The campaign is over, but the broken campaign finance system remains. The flood of money into politics in the past two years, including millions of dollars from hidden donors, was unlike anything since the post-Watergate reforms of the 1970s and will only grow worse unless something is done.
Many fingers have been pointed at the Supreme Court’s 2010 Citizens United decision for opening the floodgates to unlimited donations by corporations, wealthy citizens and labor unions. Certainly, that was a major factor but not the only one.
The biggest expansion has been in so-called outside money — contributions that are not directly to a candidate or a party and on which there are no limits. A notable portion of this outside money has flowed to nonprofit, tax-exempt “social welfare” organizations, which launched huge advertising blitzes in the campaign. These organizations, known as 501(c)(4) groups for the section of the Internal Revenue Code that governs them, must report their donors to the Internal Revenue Service but do not have to disclose them to the public. Some became important players this year: Crossroads GPS, founded by Republicans Karl Rove and Ed Gillespie, and Priorities USA, which supported President Obama, to name two. By contrast, so-called super PACs, another part of the big-money rush, are subject to rules that require public disclosure of their donors.

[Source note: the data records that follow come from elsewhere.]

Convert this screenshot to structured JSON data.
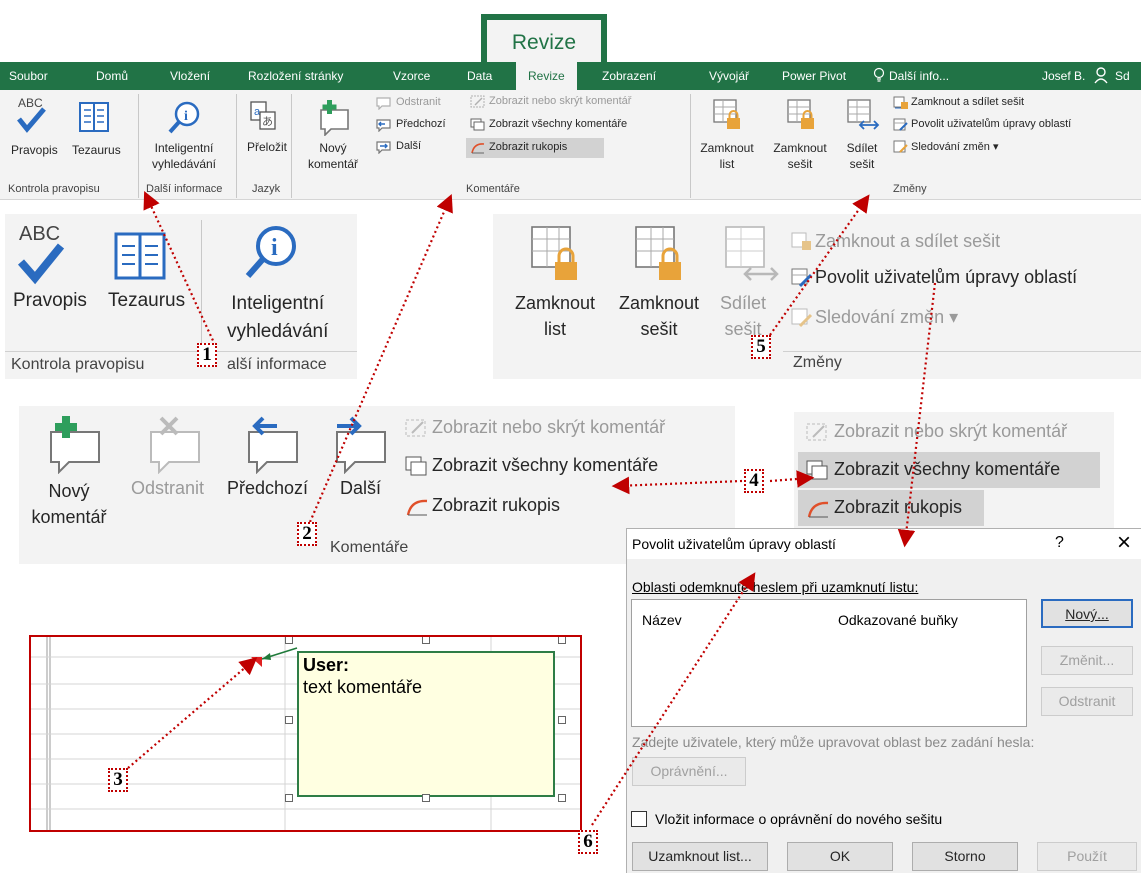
{
  "ribbon_badge": "Revize",
  "tabs": [
    "Soubor",
    "Domů",
    "Vložení",
    "Rozložení stránky",
    "Vzorce",
    "Data",
    "Revize",
    "Zobrazení",
    "Vývojář",
    "Power Pivot",
    "Další info...",
    "Josef B.",
    "Sd"
  ],
  "ribbon": {
    "proofing": {
      "spelling": "Pravopis",
      "thesaurus": "Tezaurus",
      "group": "Kontrola pravopisu"
    },
    "insights": {
      "smart_lookup_1": "Inteligentní",
      "smart_lookup_2": "vyhledávání",
      "group": "Další informace"
    },
    "language": {
      "translate": "Přeložit",
      "group": "Jazyk"
    },
    "comments": {
      "new_1": "Nový",
      "new_2": "komentář",
      "delete": "Odstranit",
      "previous": "Předchozí",
      "next": "Další",
      "show_hide": "Zobrazit nebo skrýt komentář",
      "show_all": "Zobrazit všechny komentáře",
      "show_ink": "Zobrazit rukopis",
      "group": "Komentáře"
    },
    "changes": {
      "protect_sheet_1": "Zamknout",
      "protect_sheet_2": "list",
      "protect_wb_1": "Zamknout",
      "protect_wb_2": "sešit",
      "share_1": "Sdílet",
      "share_2": "sešit",
      "protect_share": "Zamknout a sdílet sešit",
      "allow_edit": "Povolit uživatelům úpravy oblastí",
      "track": "Sledování změn",
      "group": "Změny"
    }
  },
  "zoom1": {
    "spelling": "Pravopis",
    "thesaurus": "Tezaurus",
    "smart_1": "Inteligentní",
    "smart_2": "vyhledávání",
    "group_a": "Kontrola pravopisu",
    "group_b": "alší informace"
  },
  "zoom2": {
    "new_1": "Nový",
    "new_2": "komentář",
    "delete": "Odstranit",
    "previous": "Předchozí",
    "next": "Další",
    "show_hide": "Zobrazit nebo skrýt komentář",
    "show_all": "Zobrazit všechny komentáře",
    "show_ink": "Zobrazit rukopis",
    "group": "Komentáře"
  },
  "zoom4": {
    "show_hide": "Zobrazit nebo skrýt komentář",
    "show_all": "Zobrazit všechny komentáře",
    "show_ink": "Zobrazit rukopis"
  },
  "zoom5": {
    "protect_sheet_1": "Zamknout",
    "protect_sheet_2": "list",
    "protect_wb_1": "Zamknout",
    "protect_wb_2": "sešit",
    "share_1": "Sdílet",
    "share_2": "sešit",
    "protect_share": "Zamknout a sdílet sešit",
    "allow_edit": "Povolit uživatelům úpravy oblastí",
    "track": "Sledování změn",
    "group": "Změny"
  },
  "callouts": [
    "1",
    "2",
    "3",
    "4",
    "5",
    "6"
  ],
  "comment": {
    "author": "User:",
    "text": "text komentáře"
  },
  "dialog": {
    "title": "Povolit uživatelům úpravy oblastí",
    "help": "?",
    "close": "×",
    "ranges_label": "Oblasti odemknuté heslem při uzamknutí listu:",
    "col_name": "Název",
    "col_refers": "Odkazované buňky",
    "btn_new": "Nový...",
    "btn_modify": "Změnit...",
    "btn_delete": "Odstranit",
    "users_label": "Zadejte uživatele, který může upravovat oblast bez zadání hesla:",
    "btn_permissions": "Oprávnění...",
    "checkbox_label": "Vložit informace o oprávnění do nového sešitu",
    "btn_protect": "Uzamknout list...",
    "btn_ok": "OK",
    "btn_cancel": "Storno",
    "btn_apply": "Použít"
  },
  "colors": {
    "excel_green": "#217346",
    "callout_red": "#c00000",
    "comment_bg": "#ffffe1",
    "spell_check_blue": "#2a6bc0"
  }
}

By the IRS definition, social welfare groups must “operate primarily to further (in some way) the common good and general welfare of the people.” According to the IRS, a group that meets this requirement can participate in some political activity, as long as the political part is not the “primary” activity of the organization. But how much is less than primary? The IRS has tolerated a rather loose definition.
Social welfare groups should not be allowed to serve as a conduit for hidden cash to political campaigns. A new rule by the IRS could help to stem another torrent of undisclosed donors like the one just past.